The persistence of extreme poverty is increasingly attributed to dynamic interactions between biophysical processes and economics, though there remains a dearth of integrated theoretical frameworks that can inform policy. In Chapter 1, we present a stochastic model of disease-driven poverty traps. Whereas deterministic models can result in poverty traps that can only be broken by substantial external changes to the initial conditions, in the stochastic model there is always some probability that a population will leave or enter a poverty trap. We show that a `safety net', defined as an externally enforced minimum level of health or economic conditions, can guarantee ultimate escape from a poverty trap, even if the safety net is set
within the basin of attraction of the poverty trap, and even if the safety net is only in the form of a public health measure. Whereas the deterministic model implies that small improvements in initial conditions near the poverty-trap equilibrium are futile, the stochastic model suggests that the impact of changes in the location of the safety net on the rate of development may be strongest near the poverty-trap equilibrium.
In Chapter 2, we show that the same feedbacks between health and income explored in the first chapter, when applied to an individual level (rather than population level), can lead to persistent poverty and high levels of disease among certain individuals in a population, even when the population overall has high income and low disease. This suggests that disease-induced poverty might be a compelling mechanistic explanation for the persistence of health and wealth disparities. Using an individual-based network model with community structure, we show that the structure of the disease transmission network is crucial for the formation of clusters of high poverty and high disease, further highlighting the importance of population structure in studying issues of human health, a topic of increasing importance in both infectious disease modeling as well as social epidemiology.
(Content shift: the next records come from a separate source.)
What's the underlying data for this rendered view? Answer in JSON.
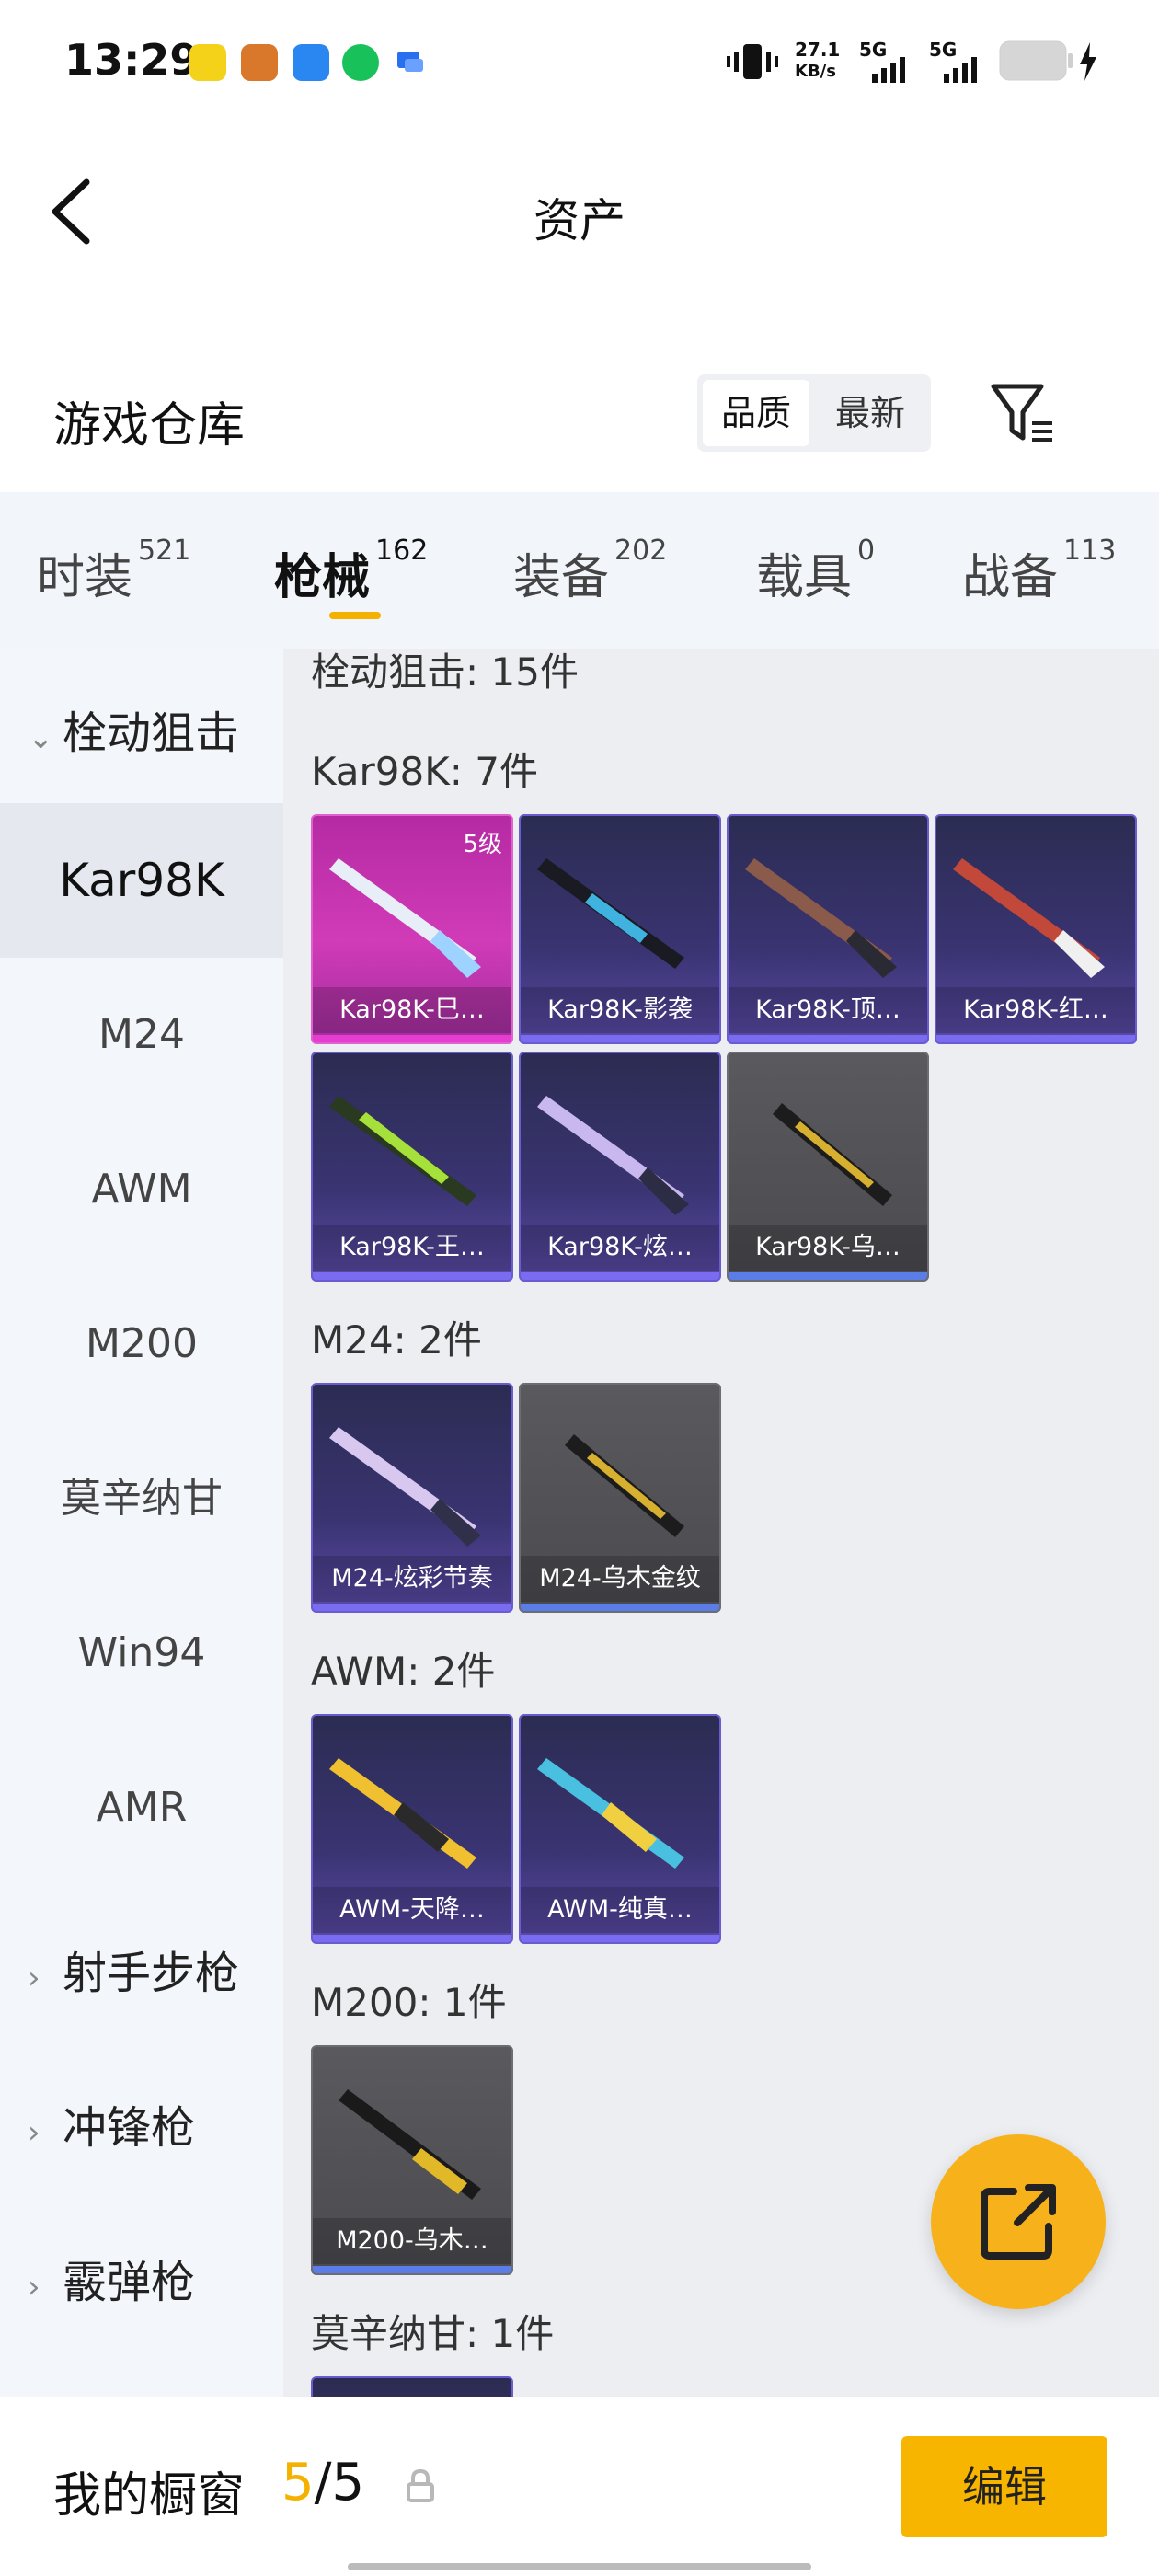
{
  "status_bar": {
    "time": "13:29",
    "net_speed_value": "27.1",
    "net_speed_unit": "KB/s",
    "signal1": "5G",
    "signal2": "5G"
  },
  "header": {
    "title": "资产"
  },
  "warehouse": {
    "title": "游戏仓库",
    "sort_options": [
      "品质",
      "最新"
    ]
  },
  "tabs": [
    {
      "label": "时装",
      "count": "521"
    },
    {
      "label": "枪械",
      "count": "162"
    },
    {
      "label": "装备",
      "count": "202"
    },
    {
      "label": "载具",
      "count": "0"
    },
    {
      "label": "战备",
      "count": "113"
    }
  ],
  "sidebar": {
    "group_open": "栓动狙击",
    "items": [
      "Kar98K",
      "M24",
      "AWM",
      "M200",
      "莫辛纳甘",
      "Win94",
      "AMR"
    ],
    "groups_closed": [
      "射手步枪",
      "冲锋枪",
      "霰弹枪"
    ]
  },
  "content": {
    "top_header": "栓动狙击: 15件",
    "sections": [
      {
        "title": "Kar98K: 7件",
        "cards": [
          {
            "label": "Kar98K-巳…",
            "level": "5级"
          },
          {
            "label": "Kar98K-影袭"
          },
          {
            "label": "Kar98K-顶…"
          },
          {
            "label": "Kar98K-红…"
          },
          {
            "label": "Kar98K-王…"
          },
          {
            "label": "Kar98K-炫…"
          },
          {
            "label": "Kar98K-乌…"
          }
        ]
      },
      {
        "title": "M24: 2件",
        "cards": [
          {
            "label": "M24-炫彩节奏"
          },
          {
            "label": "M24-乌木金纹"
          }
        ]
      },
      {
        "title": "AWM: 2件",
        "cards": [
          {
            "label": "AWM-天降…"
          },
          {
            "label": "AWM-纯真…"
          }
        ]
      },
      {
        "title": "M200: 1件",
        "cards": [
          {
            "label": "M200-乌木…"
          }
        ]
      },
      {
        "title": "莫辛纳甘: 1件",
        "cards": []
      }
    ]
  },
  "bottom": {
    "showcase_label": "我的橱窗",
    "showcase_current": "5",
    "showcase_total": "/5",
    "edit_label": "编辑"
  },
  "colors": {
    "accent": "#f7b500",
    "tab_bar_bg": "#f2f5fa",
    "rarity_purple": "#6a5bd0",
    "rarity_pink": "#d13bb8",
    "rarity_gray": "#5a5a5e"
  }
}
In Chapter 3, we show how network structure could potentially be measured, using standard molecular epidemiology techniques. Using DNA sequence data from pathogens to infer transmission networks has traditionally been done in the context of epidemics and outbreaks. Sequence data could analogously be applied to cases of ubiquitous commensal bacteria; however, instead of inferring chains of transmission to track the spread of a pathogen, sequence data for bacteria circulating in an endemic equilibrium could be used to infer information about host contact networks. We show - using simulated data - that multilocus DNA sequence data, based on multilocus sequence typing schemes (MLST), from isolates of commensal bacteria can be used to infer both local and global properties of the contact networks of the populations being sampled. Specifically, for MLST data simulated from small-world networks, the small world parameter controlling the degree of structure in the contact network can robustly be estimated. Moreover, we show that pairwise distances in the network - degrees of separation - correlate with genetic distances between isolates, so that how far apart two individuals in the network are can be inferred from MLST analysis of their commensal bacteria. This result has important consequences, and we show an example from epidemiology - how this result could be used to test for infectious origins of diseases of unknown etiology.